Complication rates reported in the literature vary. Karki et al. documented an 18.8% incidence, including tip necrosis, graft loss, and re-contracture [19], whereas Sarker et al. reported complications in only 9.5% of cases [25]. In the present series, flap morbidity occurred in seven patients (17.5%): tip necrosis in three patients (7.5%) and epidermolysis in four patients (10%). Importantly, these events did not compromise the overall reconstructive goals, with outcomes rated as satisfactory in terms of both function and appearance.

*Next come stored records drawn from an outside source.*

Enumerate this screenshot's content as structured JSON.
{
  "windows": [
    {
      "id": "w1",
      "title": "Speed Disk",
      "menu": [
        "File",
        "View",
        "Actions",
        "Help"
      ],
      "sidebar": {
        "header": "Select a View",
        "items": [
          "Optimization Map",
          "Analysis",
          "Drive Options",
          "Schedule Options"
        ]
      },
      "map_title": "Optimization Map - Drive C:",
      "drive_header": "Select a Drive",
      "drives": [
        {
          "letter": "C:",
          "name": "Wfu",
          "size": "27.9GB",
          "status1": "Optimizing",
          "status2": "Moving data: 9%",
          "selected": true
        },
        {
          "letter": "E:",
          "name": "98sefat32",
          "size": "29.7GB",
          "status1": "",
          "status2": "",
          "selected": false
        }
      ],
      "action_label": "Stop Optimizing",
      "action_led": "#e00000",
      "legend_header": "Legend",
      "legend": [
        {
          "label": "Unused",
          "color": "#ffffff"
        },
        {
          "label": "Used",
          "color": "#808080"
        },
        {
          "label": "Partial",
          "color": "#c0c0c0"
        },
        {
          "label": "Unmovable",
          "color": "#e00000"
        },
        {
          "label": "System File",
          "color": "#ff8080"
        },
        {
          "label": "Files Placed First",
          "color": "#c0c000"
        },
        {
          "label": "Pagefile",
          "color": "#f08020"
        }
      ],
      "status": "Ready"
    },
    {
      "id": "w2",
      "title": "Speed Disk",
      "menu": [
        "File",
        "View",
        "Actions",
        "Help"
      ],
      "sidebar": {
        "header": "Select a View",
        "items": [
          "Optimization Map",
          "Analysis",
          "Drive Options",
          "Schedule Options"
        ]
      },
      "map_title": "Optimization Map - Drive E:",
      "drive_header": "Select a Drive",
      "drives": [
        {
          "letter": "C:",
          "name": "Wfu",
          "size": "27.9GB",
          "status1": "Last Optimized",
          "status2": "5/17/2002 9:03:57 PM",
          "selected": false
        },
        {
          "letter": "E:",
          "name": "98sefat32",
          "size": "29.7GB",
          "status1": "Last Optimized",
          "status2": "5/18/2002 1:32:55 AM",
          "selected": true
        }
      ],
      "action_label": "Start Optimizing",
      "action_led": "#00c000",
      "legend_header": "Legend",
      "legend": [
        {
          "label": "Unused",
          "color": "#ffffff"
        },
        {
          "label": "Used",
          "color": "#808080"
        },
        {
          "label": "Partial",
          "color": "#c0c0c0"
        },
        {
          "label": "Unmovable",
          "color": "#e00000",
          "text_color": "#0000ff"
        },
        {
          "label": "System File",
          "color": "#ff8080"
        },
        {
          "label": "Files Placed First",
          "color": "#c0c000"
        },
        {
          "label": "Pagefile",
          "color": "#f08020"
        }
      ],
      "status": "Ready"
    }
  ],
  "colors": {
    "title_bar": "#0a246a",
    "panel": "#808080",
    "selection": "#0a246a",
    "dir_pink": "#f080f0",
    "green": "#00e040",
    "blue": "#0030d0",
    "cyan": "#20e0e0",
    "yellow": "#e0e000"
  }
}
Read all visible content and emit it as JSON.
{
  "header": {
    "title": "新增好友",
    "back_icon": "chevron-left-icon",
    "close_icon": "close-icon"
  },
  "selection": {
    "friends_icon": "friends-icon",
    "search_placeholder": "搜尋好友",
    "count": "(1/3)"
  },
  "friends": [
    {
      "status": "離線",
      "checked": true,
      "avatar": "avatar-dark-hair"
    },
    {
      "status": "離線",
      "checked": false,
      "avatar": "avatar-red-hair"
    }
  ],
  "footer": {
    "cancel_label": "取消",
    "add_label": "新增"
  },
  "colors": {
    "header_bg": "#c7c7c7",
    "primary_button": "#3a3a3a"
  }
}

The appeal of the square flap lies in its simplicity, reproducibility, and versatility. By advancing a well-vascularized, pliable block of tissue into the defect, the technique not only delivers substantial lengthening but also disrupts the linear scar line - reducing the risk of recurrence. When coupled with its favourable cosmetic profile on long-term follow-up [12], the square flap stands out as an elegant, pragmatic solution for axillary contracture reconstruction. However, postoperative rehabilitation is essential to maximise functional recovery following square flap reconstruction for axillary contracture.
Limitations
Outcomes were assessed at three months postoperatively; however, a longer follow-up period would provide a clearer understanding of long-term results. The absence of a comparative group limits the ability to directly contrast the square flap with other reconstructive techniques. Moreover, the use of a subjective scale to evaluate reconstructive outcomes introduces the potential for bias.
Conclusions
This study confirms that the square flap technique effectively improves shoulder joint abduction and contracture band length in mild-to-moderate post-burn axillary contracture patients, achieving significant functional gains with minimal complications. The procedure was well-tolerated, with satisfactory cosmetic outcomes and high patient satisfaction. Its simplicity and reproducibility make it a valuable reconstructive option. Nonetheless, the study’s relatively short follow-up period and lack of a comparative group suggest the need for longer-term, controlled studies to further validate these findings and establish the square flap as a preferred technique in axillary contracture management.